The intervals for $x$ are now $[L, a],$ $[a, a]$ and $[a, U].$ The good news is that this decomposition is easy to accomplish. The bad news is that the user likely will not accept it. If $x=a$, any one of the $y$ variables could take the value 1, so any of the three conditions could be triggered.

This brings us to the first (and more common) of two possible compromises. We can change the strict inequality $x > a$ to the weak inequality $x \ge a + \epsilon$ where $\epsilon$ is some small positive number, and do something analogous with the left interval. The result is Figure 3.

 Figure 3

Now $y_1=1 \implies x \le a-\epsilon,$ $y_2 = 1 \implies x=a,$ and $y_3=1 \implies x \ge a + \epsilon.$ The good news is that all three intervals are closed. The bad news is that values of $x$ between $a-\epsilon$ and $a$ or between $a$ and $a + \epsilon$ are suddenly infeasible, whereas they were feasible in the original problem. Also note that any tiny deviation from $a$ will throw $x$ into no man's land. That leads to one more possibility, involving yet another positive constant $\delta < \epsilon$ and shown in Figure 4.

 Figure 4
In this version, the domain of $x$ is broken into the closed intervals $[L, a-\epsilon],$ $[a-\epsilon +\delta, a+\epsilon - \delta]$ and $[a+\epsilon, U].$ There are still values of $x$ that were feasible in the original model but no longer feasible, but now you get to count values of $x$ "close" to $a$ as signalling the second of your three conditions.
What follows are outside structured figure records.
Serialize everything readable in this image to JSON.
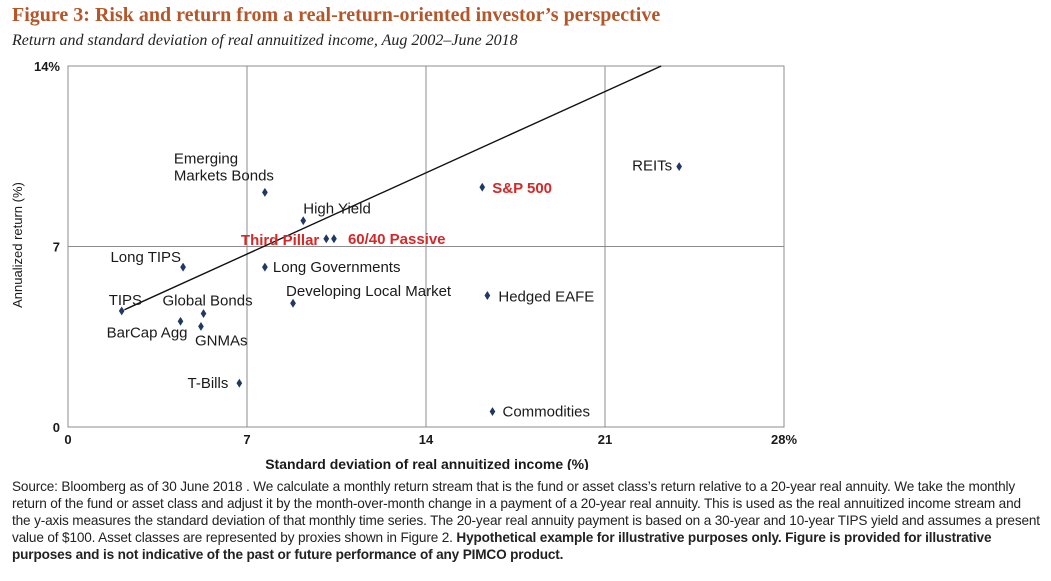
{
  "header": {
    "title": "Figure 3: Risk and return from a real-return-oriented investor’s perspective",
    "subtitle": "Return and standard deviation of real annuitized income, Aug 2002–June 2018"
  },
  "colors": {
    "title": "#b5562a",
    "marker": "#1f3864",
    "highlight_label": "#d62828",
    "grid": "#8c8c8c",
    "axis_text": "#1a1a1a"
  },
  "chart_data": {
    "type": "scatter",
    "xlabel": "Standard deviation of real annuitized income (%)",
    "ylabel": "Annualized return (%)",
    "xlim": [
      0,
      28
    ],
    "ylim": [
      0,
      14
    ],
    "x_ticks": [
      {
        "value": 0,
        "label": "0"
      },
      {
        "value": 7,
        "label": "7"
      },
      {
        "value": 14,
        "label": "14"
      },
      {
        "value": 21,
        "label": "21"
      },
      {
        "value": 28,
        "label": "28%"
      }
    ],
    "y_ticks": [
      {
        "value": 0,
        "label": "0"
      },
      {
        "value": 7,
        "label": "7"
      },
      {
        "value": 14,
        "label": "14%"
      }
    ],
    "grid": true,
    "trend_line": {
      "x": [
        2.1,
        23.2
      ],
      "y": [
        4.5,
        14.0
      ]
    },
    "points": [
      {
        "name": "REITs",
        "x": 23.9,
        "y": 10.1,
        "highlight": false,
        "label_anchor": "end",
        "label_dx": -7,
        "label_dy": 4
      },
      {
        "name": "S&P 500",
        "x": 16.2,
        "y": 9.3,
        "highlight": true,
        "label_anchor": "start",
        "label_dx": 10,
        "label_dy": 6
      },
      {
        "name": "Emerging Markets Bonds",
        "x": 7.7,
        "y": 9.1,
        "highlight": false,
        "label_anchor": "start",
        "label_dx": -91,
        "label_dy": -29,
        "label_lines": [
          "Emerging",
          "Markets Bonds"
        ]
      },
      {
        "name": "High Yield",
        "x": 9.2,
        "y": 8.0,
        "highlight": false,
        "label_anchor": "start",
        "label_dx": 0,
        "label_dy": -7
      },
      {
        "name": "Third Pillar",
        "x": 10.1,
        "y": 7.3,
        "highlight": true,
        "label_anchor": "end",
        "label_dx": -7,
        "label_dy": 6
      },
      {
        "name": "60/40 Passive",
        "x": 10.4,
        "y": 7.3,
        "highlight": true,
        "label_anchor": "start",
        "label_dx": 14,
        "label_dy": 5
      },
      {
        "name": "Long TIPS",
        "x": 4.5,
        "y": 6.2,
        "highlight": false,
        "label_anchor": "end",
        "label_dx": -2,
        "label_dy": -5
      },
      {
        "name": "Long Governments",
        "x": 7.7,
        "y": 6.2,
        "highlight": false,
        "label_anchor": "start",
        "label_dx": 8,
        "label_dy": 5
      },
      {
        "name": "Developing Local Market",
        "x": 8.8,
        "y": 4.8,
        "highlight": false,
        "label_anchor": "start",
        "label_dx": -7,
        "label_dy": -7
      },
      {
        "name": "Hedged EAFE",
        "x": 16.4,
        "y": 5.1,
        "highlight": false,
        "label_anchor": "start",
        "label_dx": 11,
        "label_dy": 6
      },
      {
        "name": "TIPS",
        "x": 2.1,
        "y": 4.5,
        "highlight": false,
        "label_anchor": "start",
        "label_dx": -13,
        "label_dy": -6
      },
      {
        "name": "Global Bonds",
        "x": 5.3,
        "y": 4.4,
        "highlight": false,
        "label_anchor": "start",
        "label_dx": -41,
        "label_dy": -8
      },
      {
        "name": "BarCap Agg",
        "x": 4.4,
        "y": 4.1,
        "highlight": false,
        "label_anchor": "end",
        "label_dx": 7,
        "label_dy": 16
      },
      {
        "name": "GNMAs",
        "x": 5.2,
        "y": 3.9,
        "highlight": false,
        "label_anchor": "start",
        "label_dx": -6,
        "label_dy": 19
      },
      {
        "name": "T-Bills",
        "x": 6.7,
        "y": 1.7,
        "highlight": false,
        "label_anchor": "end",
        "label_dx": -11,
        "label_dy": 5
      },
      {
        "name": "Commodities",
        "x": 16.6,
        "y": 0.6,
        "highlight": false,
        "label_anchor": "start",
        "label_dx": 10,
        "label_dy": 5
      }
    ]
  },
  "source": {
    "text": "Source: Bloomberg as of 30 June 2018 . We calculate a monthly return stream that is the fund or asset class’s return relative to a 20-year real annuity. We take the monthly return of the fund or asset class and adjust it by the month-over-month change in a payment of a 20-year real annuity. This is used as the real annuitized income stream and the y-axis measures the standard deviation of that monthly time series. The 20-year real annuity payment is based on a 30-year and 10-year TIPS yield and assumes a present value of $100. Asset classes are represented by proxies shown in Figure 2. ",
    "bold_text": "Hypothetical example for illustrative purposes only. Figure is provided for illustrative purposes and is not indicative of the past or future performance of any PIMCO product."
  }
}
The algebra to put either Figure 3 or Figure 4 into force is actually pretty straightforward. You just need to write a pair of inequalities $\dots \le x \le \dots$ where the left side expression is the sum of each $y$ variable times the lower bound that would apply when that variable is 1 and the right expression is the sum of each $y$ variable times the upper bound that would apply. So for Figure 3, where the intervals are $[L, a-\epsilon],$ $[a,a]$ and $[a+\epsilon, U]$, we would have $$Ly_1 + a y_2 + (a+\epsilon)y_3 \le x \le (a-\epsilon)y_1 + a y_2 + Uy_3.$$ For Figure 4, the constraints would be $$Ly_1 + (a-\epsilon+\delta)y_2 + (a+\epsilon)y_3 \le x \le (a-\epsilon)y_1 + (a+\epsilon-\delta) y_2 + Uy_3.$$

There is one "tactical" point to consider. When this is first explained to someone who was unaware that strict inequalities are verboten, they are often tempted to set $\epsilon = 10^{-G}$ where $G$ is the gross domestic product of their native country. The problem is that the solver is using finite precision computer arithmetic, and every solver has a tolerance value $\tau$ (small but not zero) such that coming within $\tau$ of satisfying a constraint is "close enough". If you pick $\epsilon$ (or $\delta$) too small, it has the same consequence as setting it equal to 0 in terms of how valid the solutions are. You can end up with a value of $a$ for $x$ (to within rounding error) triggering consequence $C_1$ or $C_3$ rather than $C_2$, or a value of $x$ strictly greater than $a$ triggering $C_2$ (or possibly even $C_1$), and so on. So $\epsilon$ (and, if needed, $\delta$) must be greater than the rounding tolerance used by the solver.